# Cookie



## Vicky (Jun 23, 2011)

I have final worked out how to post pics so here is one of Cookie when she was 11 weeks on her first trip out and about.


----------



## Vicky (Jun 23, 2011)

some more random ones And a video of Cookie on her second day at home.

http://www.youtube.com/watch?v=OLAC3O1CwoI&feature=plcp 

She was so tiny then


----------



## Janev1000 (Oct 4, 2011)

Cookie is gorgeous - could be Ted's little sister with those markings! x


----------



## Muttley Brody (Feb 14, 2012)

Lovely photos.


----------



## anndante (Oct 26, 2011)

Ahh! So lovely! Yet more irresistible eyes! And such a lovely colour coat.


----------



## lady amanda (Nov 26, 2010)

AH she is really cute!! she looks so happy!!


----------



## Sam1 (Mar 6, 2012)

Oh no! I haven't even got my first CP yet and I'm falling for the choccys already!  maybe a choccy in the future....


----------



## Janev1000 (Oct 4, 2011)

Sam1 said:


> Oh no!
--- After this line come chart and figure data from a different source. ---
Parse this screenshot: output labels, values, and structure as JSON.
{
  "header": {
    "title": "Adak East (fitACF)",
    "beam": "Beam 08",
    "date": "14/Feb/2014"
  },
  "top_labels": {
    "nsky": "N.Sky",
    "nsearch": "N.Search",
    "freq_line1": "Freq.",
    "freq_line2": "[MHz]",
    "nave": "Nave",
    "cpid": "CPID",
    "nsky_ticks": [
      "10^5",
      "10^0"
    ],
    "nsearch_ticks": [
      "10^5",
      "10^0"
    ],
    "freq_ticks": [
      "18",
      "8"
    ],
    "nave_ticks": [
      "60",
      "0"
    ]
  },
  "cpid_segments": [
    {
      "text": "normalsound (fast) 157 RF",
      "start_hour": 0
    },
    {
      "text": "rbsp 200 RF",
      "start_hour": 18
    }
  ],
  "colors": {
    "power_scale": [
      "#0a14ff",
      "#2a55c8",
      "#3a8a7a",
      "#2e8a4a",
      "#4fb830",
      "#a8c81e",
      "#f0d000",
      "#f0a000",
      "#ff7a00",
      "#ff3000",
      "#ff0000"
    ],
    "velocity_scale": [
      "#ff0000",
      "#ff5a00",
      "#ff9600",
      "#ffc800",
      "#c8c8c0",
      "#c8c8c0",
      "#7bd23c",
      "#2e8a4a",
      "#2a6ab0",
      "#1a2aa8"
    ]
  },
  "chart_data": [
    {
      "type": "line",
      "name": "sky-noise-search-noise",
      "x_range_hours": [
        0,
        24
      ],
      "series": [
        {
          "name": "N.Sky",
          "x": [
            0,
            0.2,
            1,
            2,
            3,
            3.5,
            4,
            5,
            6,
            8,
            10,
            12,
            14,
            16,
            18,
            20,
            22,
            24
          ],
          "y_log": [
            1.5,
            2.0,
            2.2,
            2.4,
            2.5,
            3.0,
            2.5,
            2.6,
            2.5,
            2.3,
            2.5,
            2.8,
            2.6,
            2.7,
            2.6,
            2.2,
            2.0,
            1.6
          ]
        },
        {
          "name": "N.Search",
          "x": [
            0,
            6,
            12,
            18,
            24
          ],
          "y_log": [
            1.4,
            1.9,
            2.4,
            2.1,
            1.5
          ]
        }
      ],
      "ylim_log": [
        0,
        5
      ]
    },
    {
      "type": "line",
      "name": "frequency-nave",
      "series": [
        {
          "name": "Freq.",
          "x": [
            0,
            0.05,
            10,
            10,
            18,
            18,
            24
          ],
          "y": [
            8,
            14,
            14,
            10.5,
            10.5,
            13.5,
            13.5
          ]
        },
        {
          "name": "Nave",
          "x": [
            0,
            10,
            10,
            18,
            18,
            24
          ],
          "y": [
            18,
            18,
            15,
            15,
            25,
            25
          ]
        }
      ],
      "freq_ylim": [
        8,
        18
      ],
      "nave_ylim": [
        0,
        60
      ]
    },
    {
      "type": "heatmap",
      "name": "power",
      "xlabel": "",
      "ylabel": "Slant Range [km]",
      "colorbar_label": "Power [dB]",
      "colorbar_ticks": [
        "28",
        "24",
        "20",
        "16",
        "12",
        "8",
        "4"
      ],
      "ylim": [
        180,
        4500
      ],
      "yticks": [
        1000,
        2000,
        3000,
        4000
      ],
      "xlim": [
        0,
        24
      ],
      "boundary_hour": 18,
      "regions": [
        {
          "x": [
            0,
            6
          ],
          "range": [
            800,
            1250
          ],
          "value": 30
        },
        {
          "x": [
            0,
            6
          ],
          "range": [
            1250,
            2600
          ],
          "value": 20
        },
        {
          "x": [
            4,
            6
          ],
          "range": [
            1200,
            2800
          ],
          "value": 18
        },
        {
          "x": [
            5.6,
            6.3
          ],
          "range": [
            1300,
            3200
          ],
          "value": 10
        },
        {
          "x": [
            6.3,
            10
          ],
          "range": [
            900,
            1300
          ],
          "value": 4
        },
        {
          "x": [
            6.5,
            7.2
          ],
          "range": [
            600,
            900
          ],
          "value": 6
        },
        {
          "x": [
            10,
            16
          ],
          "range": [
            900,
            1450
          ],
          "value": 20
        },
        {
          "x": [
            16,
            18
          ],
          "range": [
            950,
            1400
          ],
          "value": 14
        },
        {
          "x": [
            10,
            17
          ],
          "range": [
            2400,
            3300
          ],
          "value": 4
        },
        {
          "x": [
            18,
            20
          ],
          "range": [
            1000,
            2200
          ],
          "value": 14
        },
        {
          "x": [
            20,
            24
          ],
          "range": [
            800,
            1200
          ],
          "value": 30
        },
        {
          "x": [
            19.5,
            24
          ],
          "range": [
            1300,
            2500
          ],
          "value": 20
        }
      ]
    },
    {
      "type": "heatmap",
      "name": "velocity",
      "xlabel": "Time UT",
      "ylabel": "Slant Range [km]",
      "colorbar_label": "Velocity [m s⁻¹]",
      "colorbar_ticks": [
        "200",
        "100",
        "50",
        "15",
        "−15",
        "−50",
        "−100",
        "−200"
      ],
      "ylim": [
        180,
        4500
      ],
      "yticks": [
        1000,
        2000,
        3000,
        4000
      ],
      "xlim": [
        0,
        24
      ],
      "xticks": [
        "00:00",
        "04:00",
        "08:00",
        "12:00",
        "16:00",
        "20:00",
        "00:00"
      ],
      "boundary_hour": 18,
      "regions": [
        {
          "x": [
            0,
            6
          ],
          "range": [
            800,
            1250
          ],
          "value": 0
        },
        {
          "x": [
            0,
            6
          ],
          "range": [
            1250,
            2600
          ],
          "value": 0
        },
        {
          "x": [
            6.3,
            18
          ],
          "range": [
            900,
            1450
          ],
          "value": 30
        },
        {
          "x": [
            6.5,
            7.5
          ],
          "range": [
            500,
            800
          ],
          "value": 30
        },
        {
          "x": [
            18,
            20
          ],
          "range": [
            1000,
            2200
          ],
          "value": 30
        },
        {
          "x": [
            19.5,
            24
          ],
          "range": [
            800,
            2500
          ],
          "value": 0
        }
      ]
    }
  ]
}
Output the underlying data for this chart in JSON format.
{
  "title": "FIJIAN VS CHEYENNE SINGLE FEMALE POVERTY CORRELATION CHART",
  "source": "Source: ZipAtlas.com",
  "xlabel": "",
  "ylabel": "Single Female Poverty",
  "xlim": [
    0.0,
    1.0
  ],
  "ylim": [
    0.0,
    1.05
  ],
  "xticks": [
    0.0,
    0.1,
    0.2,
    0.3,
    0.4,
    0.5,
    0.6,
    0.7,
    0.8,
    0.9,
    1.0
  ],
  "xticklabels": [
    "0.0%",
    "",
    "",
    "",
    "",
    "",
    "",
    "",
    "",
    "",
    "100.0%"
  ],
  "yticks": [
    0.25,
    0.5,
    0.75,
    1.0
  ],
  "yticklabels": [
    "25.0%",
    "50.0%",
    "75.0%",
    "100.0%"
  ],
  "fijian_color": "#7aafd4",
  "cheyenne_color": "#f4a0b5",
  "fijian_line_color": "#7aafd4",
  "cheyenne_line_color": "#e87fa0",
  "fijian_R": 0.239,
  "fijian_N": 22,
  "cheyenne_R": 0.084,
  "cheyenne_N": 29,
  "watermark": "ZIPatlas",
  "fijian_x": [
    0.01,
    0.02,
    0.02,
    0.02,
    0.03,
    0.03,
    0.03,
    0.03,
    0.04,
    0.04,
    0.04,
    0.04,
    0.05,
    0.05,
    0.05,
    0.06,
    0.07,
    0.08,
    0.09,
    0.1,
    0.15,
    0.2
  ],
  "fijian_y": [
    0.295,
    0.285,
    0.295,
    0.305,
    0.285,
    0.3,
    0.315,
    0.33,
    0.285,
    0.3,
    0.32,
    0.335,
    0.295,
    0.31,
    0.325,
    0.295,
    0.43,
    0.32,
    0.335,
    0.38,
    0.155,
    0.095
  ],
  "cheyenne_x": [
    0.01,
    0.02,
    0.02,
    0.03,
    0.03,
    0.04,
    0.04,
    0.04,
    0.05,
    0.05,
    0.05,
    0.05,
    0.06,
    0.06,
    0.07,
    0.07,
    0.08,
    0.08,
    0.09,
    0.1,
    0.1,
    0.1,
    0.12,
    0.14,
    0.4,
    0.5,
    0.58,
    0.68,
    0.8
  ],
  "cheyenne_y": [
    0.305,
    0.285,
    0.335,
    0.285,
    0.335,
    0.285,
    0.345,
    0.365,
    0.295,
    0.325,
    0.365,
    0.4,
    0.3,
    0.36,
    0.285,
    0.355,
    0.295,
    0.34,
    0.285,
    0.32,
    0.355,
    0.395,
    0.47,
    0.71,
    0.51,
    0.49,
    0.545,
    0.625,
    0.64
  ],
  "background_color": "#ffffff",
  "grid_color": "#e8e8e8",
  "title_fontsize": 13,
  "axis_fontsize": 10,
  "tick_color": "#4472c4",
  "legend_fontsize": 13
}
I haven't even got my first CP yet and I'm falling for the choccys already!  maybe a choccy in the future....


Yes, it's very difficult to stick to just one colour! x


----------



## Rufini (Sep 9, 2011)

awwwww  I love all the choccies  It reminds me of Vincent when he was teeny... ooooh another choccie would be lovely.....................


----------



## Jedicrazy (Apr 26, 2011)

Cookie has a beautiful face.


----------



## emmelg (Mar 4, 2012)

Vicky said:


> some more random ones And a video of Cookie on her second day at home.
> 
> http://www.youtube.com/watch?v=OLAC3O1CwoI&feature=plcp
> 
> She was so tiny then


Cookie is lovely...i see that it's her first birthday tomorrow xx


----------